Speaking to Coinidol, the Executive Director of Strength in Numbers Foundation, David Duccini acknowledges that bringing an end to the problem of drug counterfeiting will not be an easy task, citing the criminal element involved as a major factor. Duccini says that even if micro-encoding is used on the pills themselves as well as tamper-evident packaging, it could all still be forged.
However, he goes on to explain one of the ways in which the Blockchain can be employed in finding a solution to the problem. According to Duccini:
“Technically, you could use a blockchain to show “chain of custody” in a supply chain, but in a public ledger the only way you could have any authenticity in that would be to have a manifest that contained the private key, and of course that could be replicated and distributed, giving any particular consumer a low confidence that their particular batch was, in fact, the subject identified”.
He also points out that there are already similar logging systems in place in food supply chains such as HACCP, and individual companies that do their own.
Duccini continues by explaining that a blockchain could be used, if say, the manufacturer provided its token to the end consumer, that upon receipt or consumption could be “spent”, which would then invalidate the individual unit.
Another problem identified by Duccini in this fight, is essentially, the entire distribution and payment voucher models we have in place today.

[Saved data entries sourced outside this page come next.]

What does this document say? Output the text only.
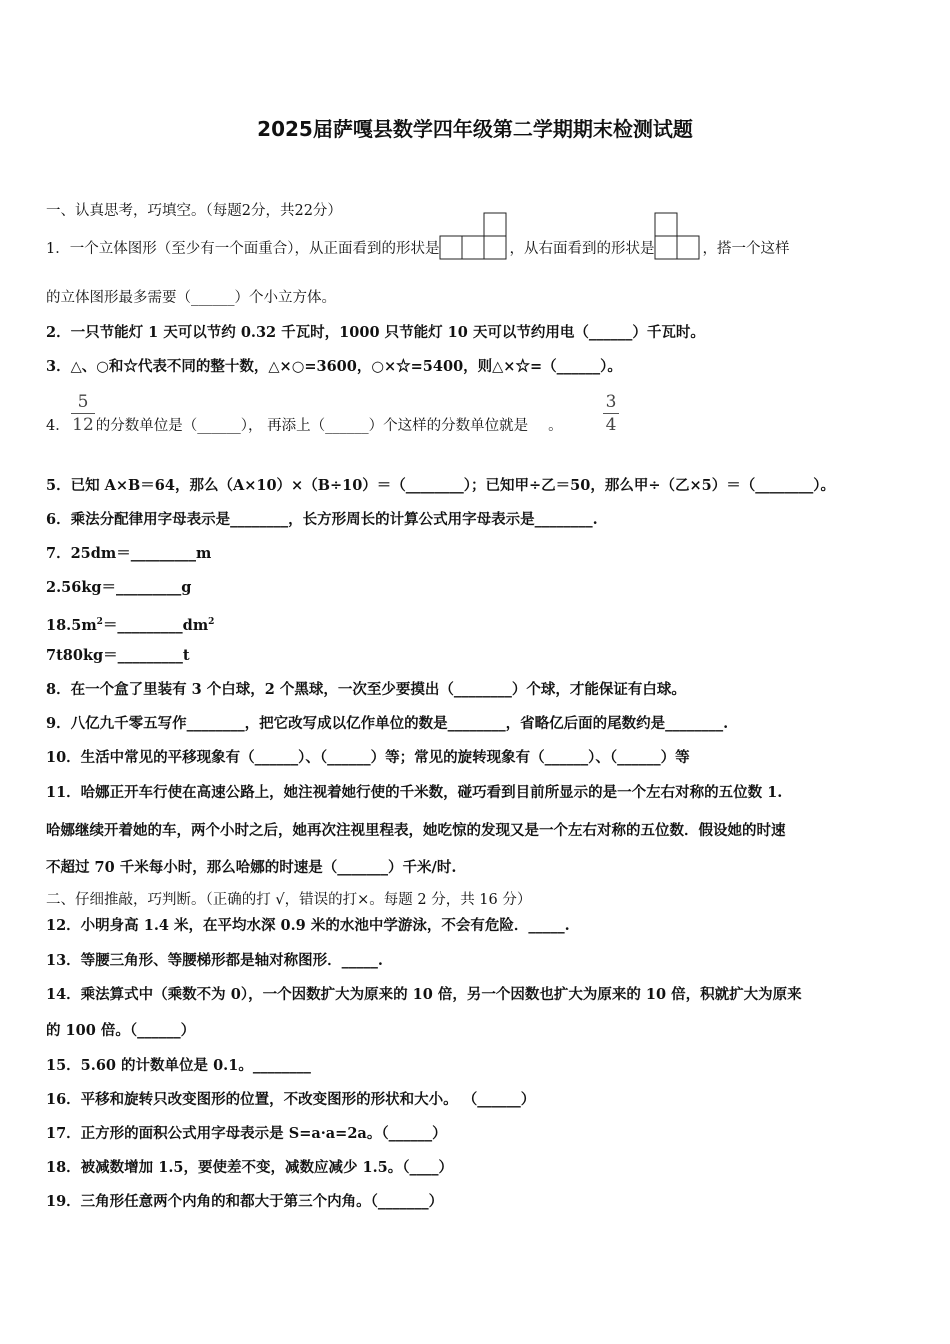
2025届萨嘎县数学四年级第二学期期末检测试题
一、认真思考，巧填空。（每题2分，共22分）
1．一个立体图形（至少有一个面重合），从正面看到的形状是	，从右面看到的形状是	，搭一个这样
的立体图形最多需要（______）个小立方体。
2．一只节能灯 1 天可以节约 0.32 千瓦时，1000 只节能灯 10 天可以节约用电（______）千瓦时。
3．△、○和☆代表不同的整十数，△×○=3600，○×☆=5400，则△×☆=（______）。
4． 的分数单位是（______）， 再添上（______）个这样的分数单位就是 。
5
12
3
4
5．已知 A×B＝64，那么（A×10）×（B÷10）＝（________）；已知甲÷乙＝50，那么甲÷（乙×5）＝（________）。
6．乘法分配律用字母表示是________，长方形周长的计算公式用字母表示是________.
7．25dm＝_________m
2.56kg＝_________g
$18.5m^2=\_\_\_\_\_\_\_\_\_dm^2$
7t80kg＝_________t
8．在一个盒了里装有 3 个白球，2 个黑球，一次至少要摸出（________）个球，才能保证有白球。
9．八亿九千零五写作________，把它改写成以亿作单位的数是________，省略亿后面的尾数约是________.
10．生活中常见的平移现象有（______）、（______）等；常见的旋转现象有（______）、（______）等
11．哈娜正开车行使在高速公路上，她注视着她行使的千米数，碰巧看到目前所显示的是一个左右对称的五位数 1.
哈娜继续开着她的车，两个小时之后，她再次注视里程表，她吃惊的发现又是一个左右对称的五位数．假设她的时速
不超过 70 千米每小时，那么哈娜的时速是（_______）千米/时.
二、仔细推敲，巧判断。（正确的打 √，错误的打×。每题 2 分，共 16 分）
12．小明身高 1.4 米，在平均水深 0.9 米的水池中学游泳，不会有危险．_____.
13．等腰三角形、等腰梯形都是轴对称图形．_____.
14．乘法算式中（乘数不为 0），一个因数扩大为原来的 10 倍，另一个因数也扩大为原来的 10 倍，积就扩大为原来
的 100 倍。（______）
15．5.60 的计数单位是 0.1。________
16．平移和旋转只改变图形的位置，不改变图形的形状和大小。 （______）
17．正方形的面积公式用字母表示是 S=a·a=2a。（______）
18．被减数增加 1.5，要使差不变，减数应减少 1.5。（____）
19．三角形任意两个内角的和都大于第三个内角。（_______）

“If pharmaceuticals were delivered direct to consumer and at a price point that was economical, e.g., so low that it was not profitable for frauds to be manufactured, you would essentially price out most of the abuse. Good luck doing that, because the manufacturers want to make as much as possible to recoup research costs and largely advertising, then you have the delivery companies who make money and finally you have large government reimbursements that help subsidize most of it”.
Duccini concludes by reiterating that the way to assure “authenticity” would be to supply the private key (along with the public key) for a recipient to determine all the inputs (supply chain attestations) as well as determine if the value had already been extracted, signifying a likely fraud.
He also says that the coin itself could include a digital signature from the manufacturer itself.
“In a really cool implementation the manufacturer would supply N coins to represent N pills, and then the consumer could use those coins to “redeem” for additional supplies, like a built-in loyalty-rewards program”.